An Open Letter from the American Medical Informatics Association and the American College of Medical Informatics Regarding Public Health Reporting Deficiencies During the COVID-19 Pandemic

An Open Letter from the American Medical Informatics Association and the American College of Medical Informatics Regarding Public Health Reporting Deficiencies During the COVID-19 Pandemic

AMIA and ACMI

As the number of Americans infected with the novel coronavirus edges closer to 100,000 per day, we must draw attention to a fundamental deficiency in our collective response to the outbreak of SARS-CoV-2: Policymakers at all levels of government–from local to state to federal–lack even the most basic up-to-date information to make informed decisions regarding our collective health. Uncoordinated reporting of public health data severely hampers our ability to manage the COVID-19 pandemic nationally and locally.

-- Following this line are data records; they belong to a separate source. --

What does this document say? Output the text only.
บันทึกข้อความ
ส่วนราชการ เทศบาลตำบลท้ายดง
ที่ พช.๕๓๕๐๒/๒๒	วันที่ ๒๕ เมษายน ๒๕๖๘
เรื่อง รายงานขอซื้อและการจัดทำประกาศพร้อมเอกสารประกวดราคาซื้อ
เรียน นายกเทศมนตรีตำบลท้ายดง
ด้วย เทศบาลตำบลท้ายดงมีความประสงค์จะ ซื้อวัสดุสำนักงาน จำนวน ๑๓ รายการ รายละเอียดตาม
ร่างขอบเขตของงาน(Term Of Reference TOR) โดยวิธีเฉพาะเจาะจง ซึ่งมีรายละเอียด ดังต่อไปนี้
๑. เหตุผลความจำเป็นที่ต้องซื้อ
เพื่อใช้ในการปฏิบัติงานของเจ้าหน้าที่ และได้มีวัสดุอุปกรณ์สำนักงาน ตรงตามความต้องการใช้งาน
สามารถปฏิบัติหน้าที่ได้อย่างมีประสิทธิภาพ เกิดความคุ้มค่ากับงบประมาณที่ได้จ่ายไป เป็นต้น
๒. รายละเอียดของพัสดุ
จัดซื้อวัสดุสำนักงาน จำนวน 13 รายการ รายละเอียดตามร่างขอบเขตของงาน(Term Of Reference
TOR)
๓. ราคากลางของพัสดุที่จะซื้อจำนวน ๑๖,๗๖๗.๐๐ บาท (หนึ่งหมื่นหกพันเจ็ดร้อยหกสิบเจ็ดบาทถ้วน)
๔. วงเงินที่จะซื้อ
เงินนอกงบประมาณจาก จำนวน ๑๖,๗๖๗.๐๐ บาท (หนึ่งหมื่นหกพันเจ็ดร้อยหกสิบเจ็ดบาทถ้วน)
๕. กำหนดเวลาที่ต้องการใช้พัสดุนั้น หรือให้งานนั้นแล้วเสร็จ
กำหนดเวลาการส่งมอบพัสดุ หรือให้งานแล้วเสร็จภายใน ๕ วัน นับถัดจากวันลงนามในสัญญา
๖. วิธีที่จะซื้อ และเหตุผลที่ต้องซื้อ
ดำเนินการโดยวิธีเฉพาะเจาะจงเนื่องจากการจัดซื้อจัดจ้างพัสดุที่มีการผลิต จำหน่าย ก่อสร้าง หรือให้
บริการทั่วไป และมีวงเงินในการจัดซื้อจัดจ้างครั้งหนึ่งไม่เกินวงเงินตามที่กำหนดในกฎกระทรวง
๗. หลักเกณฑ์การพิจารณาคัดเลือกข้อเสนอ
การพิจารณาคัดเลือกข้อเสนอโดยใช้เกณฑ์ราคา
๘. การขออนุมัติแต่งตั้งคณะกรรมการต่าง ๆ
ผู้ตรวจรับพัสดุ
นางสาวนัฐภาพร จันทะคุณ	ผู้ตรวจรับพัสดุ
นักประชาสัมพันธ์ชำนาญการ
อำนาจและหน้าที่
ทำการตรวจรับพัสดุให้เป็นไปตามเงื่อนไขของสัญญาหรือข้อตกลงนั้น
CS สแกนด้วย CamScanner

We write as the founders and stewards of the science and practice of health informatics, which is the systematic collection, integration, analysis, and application of data to improve health. We are the professionals who methodically and deliberately design systems and use data, information, and knowledge to advance health, including public health.

Recent actions taken by the Administration to “reduce duplication and minimize reporting burdens,” related to “capacity and utilization data” are not likely to achieve this goal while worsening our ability to respond to the COVID-19 pandemic. We are deeply concerned that the Administration’s July 10, 2020, memo, “COVID-19 Guidance for Hospital Reporting and FAQ,” will worsen our ability to mitigate, suppress, and recover from our national public health emergency. We strongly recommend that the July 10 memo be rescinded, and hospitals continue reporting COVID-19 capacity and utilization data to the Centers for Disease Control and Prevention (CDC) through the National Health and Security Network (NHSN).

We are dismayed that rather than improving the existing system managed by the CDC, the July 10 memo requires hospitals to collect and report daily more than 100 data elements about personal protective equipment (PPE), intensive care unit (ICU) beds, hospital admissions, emergency visits, and potential therapeutic aids, such as Remdesivir. The collection of these data is not the basic problem, but the decision to use a new, untested system rather the NHSN during a pandemic is highly problematic. The use of this new system – outside the current public health infrastructure – creates burden in collecting new and different data, invalidates existing tools for managing and reporting COVID-19 information, jeopardizes public trust, and creates obstacles to transparency, fundamentally undercutting the objectives of public health.

The NHSN is the nation’s most widely used healthcare-associated infection tracking system, serving more than 25,000 medical facilities. Using NHSN to collect COVID-19-related capacity and utilization information makes sense, particularly given the system’s widespread adoption and the need to respond rapidly to a global pandemic. We acknowledge that initial reporting efforts through NHSN were less than optimal and required manual data entry initially. However, concerted effort has been made since to automate the reporting of COVID-19 data elements in direct response to the request by the Administration in March 2020. Efforts to improve how data are collected through the NHSN should be the path forward, bolstered by suitable incremental investment.

Additionally, our concerns about shifting public health reporting away from the CDC, which has been a trusted public health resource for decades, are amplified when the data collected have unknown application, and undefined overarching governance policies. The July 10 memo requests more than 20 additional data elements from hospitals without discussing the rationale, including how those data will be used, how those data will benefit participating hospitals, or how other agencies with relevant responsibilities will have access to those data.

Further, we anticipate that this shift in reporting will create data gaps, hindering efforts to recognize, understand, and evaluate important trends related to COVID-19. While we understand this move is intended to improve precision, the way this transition has occurred will likely distort key metrics in tracking the spread of COVID-19. We fear that data submissions will be non-standard, manual, inconsistent, and incomplete – diminishing the utility of these data for public health decision-making at the local and national levels.

In the Information Age, information is health. Our ability to care for individuals and populations depends on broad availability of timely, reliable, and complete data. When trusted scientific agencies like the CDC collect, analyze, and act on such data and information, we all benefit. Trust is based on widely shared core values of transparency, veracity, and accountability. If information is not complete, accurate, or open to review, the public health system is compromised and our ability to respond appropriately and rapidly is similarly damaged.

Rather than abandon the NHSN and exacerbate an already strained public health digital infrastructure, we call on the Administration to invest in the NHSN, addressing its limitations, while leveraging existing and emerging data standards and health information systems. This will better position policymakers and public health officials to improve the health of all Americans for the long-term and to be better prepared for the next pandemic.